Exhibit F(or crying out loud this is getting ridiculous):
Exhibit G(ordon Hayward who?):
OK, we'll stop here. No, not because we're out of highlights. Every Mitchell dunk watches like its own separate, mesmerizing reel. But you get the point: Mitchell despises rims more than Paul Zipser hates looking at his true shooting percentage.
Dennis Smith Jr., Dallas Mavericks
So do you feel like partaking in this year's dunakthon, Mr. Smith, or nah?
"That's something I'd like to do," he said, per the Dallas Morning News' Eddie Sefko. "If I'm given the opportunity, I'm definitely willing to do it."
Well, if that's the case, the 20-year-old should go ahead and buy his ticket to Los Angeles. The NBA isn't one to intentionally ruin its own product. And not having Smith in the dunk-off would be a major a brand fart.
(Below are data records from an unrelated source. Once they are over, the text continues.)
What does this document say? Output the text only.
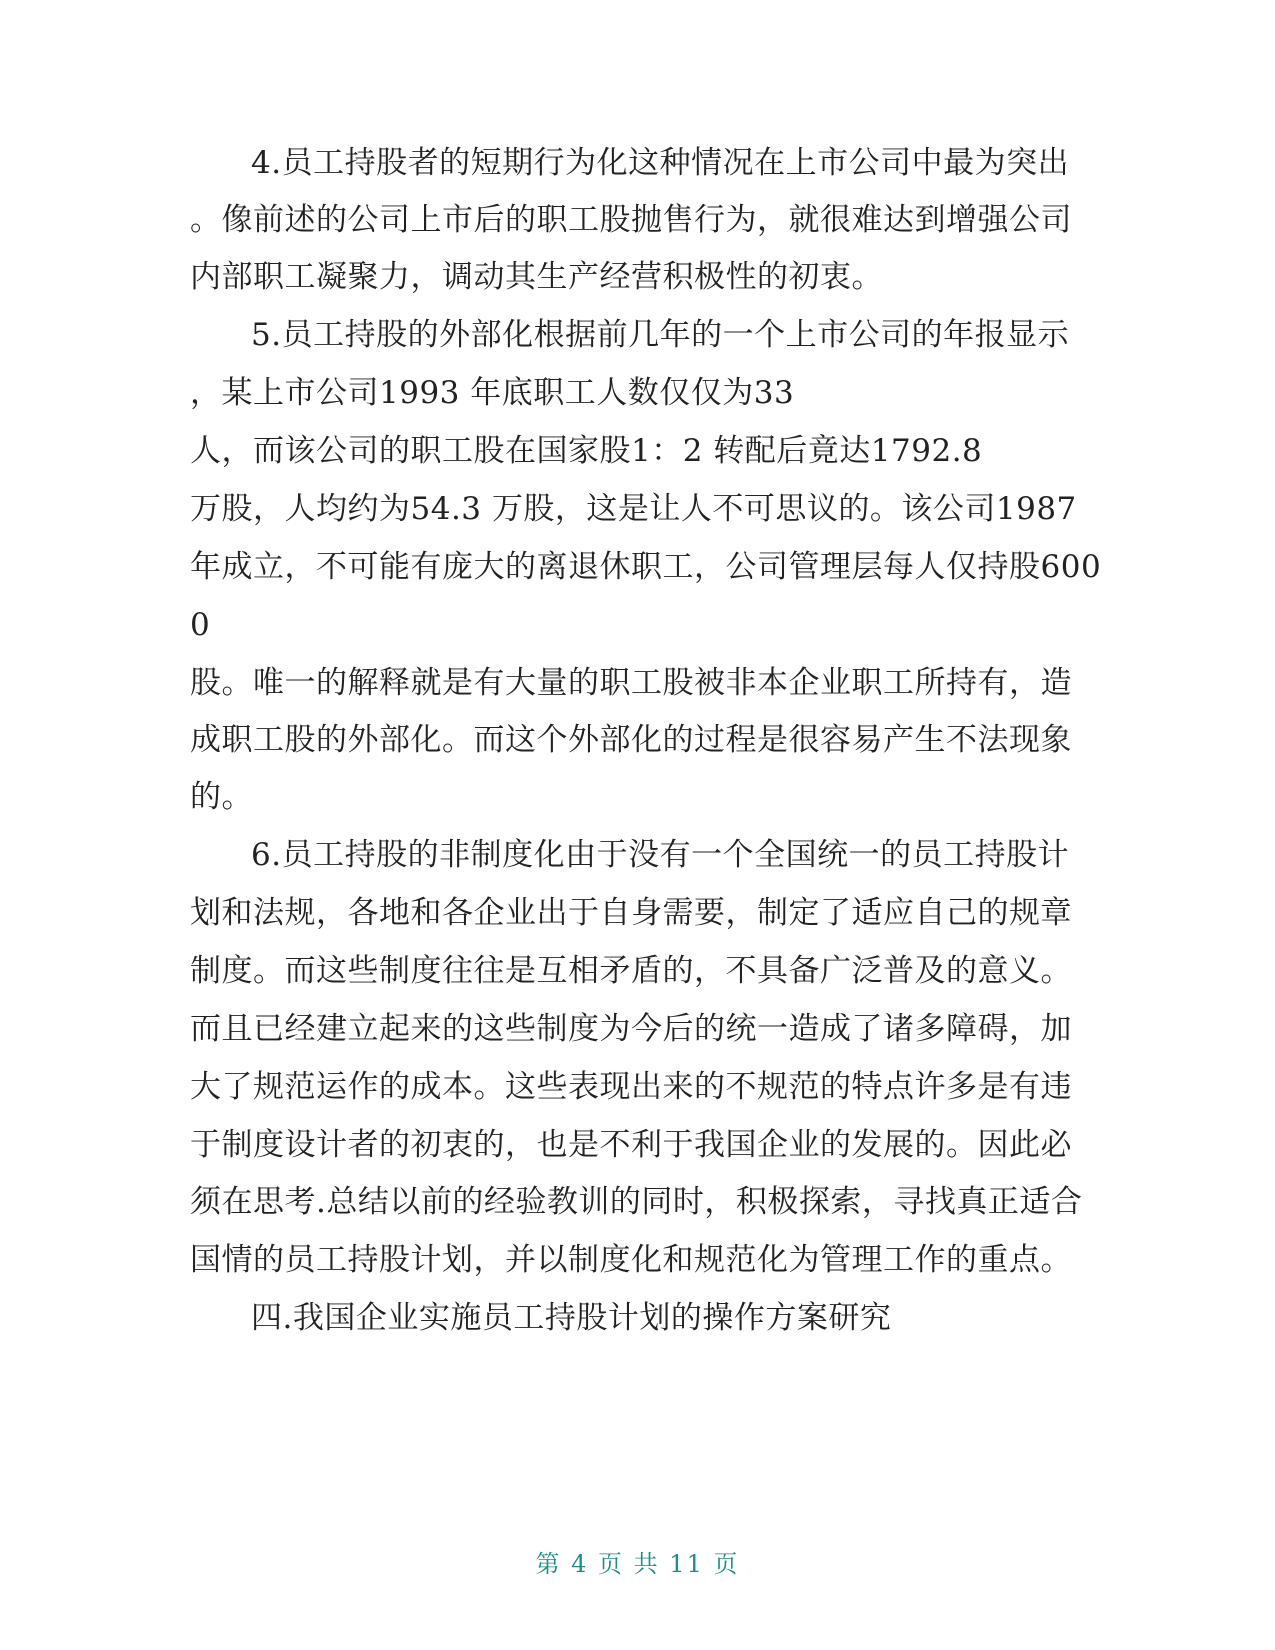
4.员工持股者的短期行为化这种情况在上市公司中最为突出
。像前述的公司上市后的职工股抛售行为，就很难达到增强公司
内部职工凝聚力，调动其生产经营积极性的初衷。
5.员工持股的外部化根据前几年的一个上市公司的年报显示
，某上市公司1993 年底职工人数仅仅为33
人，而该公司的职工股在国家股1：2 转配后竟达1792.8
万股，人均约为54.3 万股，这是让人不可思议的。该公司1987
年成立，不可能有庞大的离退休职工，公司管理层每人仅持股600
0
股。唯一的解释就是有大量的职工股被非本企业职工所持有，造
成职工股的外部化。而这个外部化的过程是很容易产生不法现象
的。
6.员工持股的非制度化由于没有一个全国统一的员工持股计
划和法规，各地和各企业出于自身需要，制定了适应自己的规章
制度。而这些制度往往是互相矛盾的，不具备广泛普及的意义。
而且已经建立起来的这些制度为今后的统一造成了诸多障碍，加
大了规范运作的成本。这些表现出来的不规范的特点许多是有违
于制度设计者的初衷的，也是不利于我国企业的发展的。因此必
须在思考.总结以前的经验教训的同时，积极探索，寻找真正适合
国情的员工持股计划，并以制度化和规范化为管理工作的重点。
四.我国企业实施员工持股计划的操作方案研究
第 4 页 共 11 页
Look at it this way: Smith has been billed for this event since before his first game with the Mavericks. Shoot, he's practiced for this moment before entering the Association, period:
And yes, this includes prior to his...12th birthday:
Now that he's here, enjoying the Mavericks' highest usage rate (among everyday players), he's determined not to disappoint. Just ask Elfrid Payton (assuming his vision wasn't obscured by that fibrous blindfold he calls a haircut):
Or the Los Angeles Clippers' invisible rim protector, Casper Transparent:
Or Pau Gasol:
While you're at it, be sure to ask any member of the Mavericks' layup line as well:
Thank you, Dennis. And Aaron. And John. And Donovan. Thank you all.
You're making us pine for the dunk contest again. We are eternally in your debt for this hope incarnate.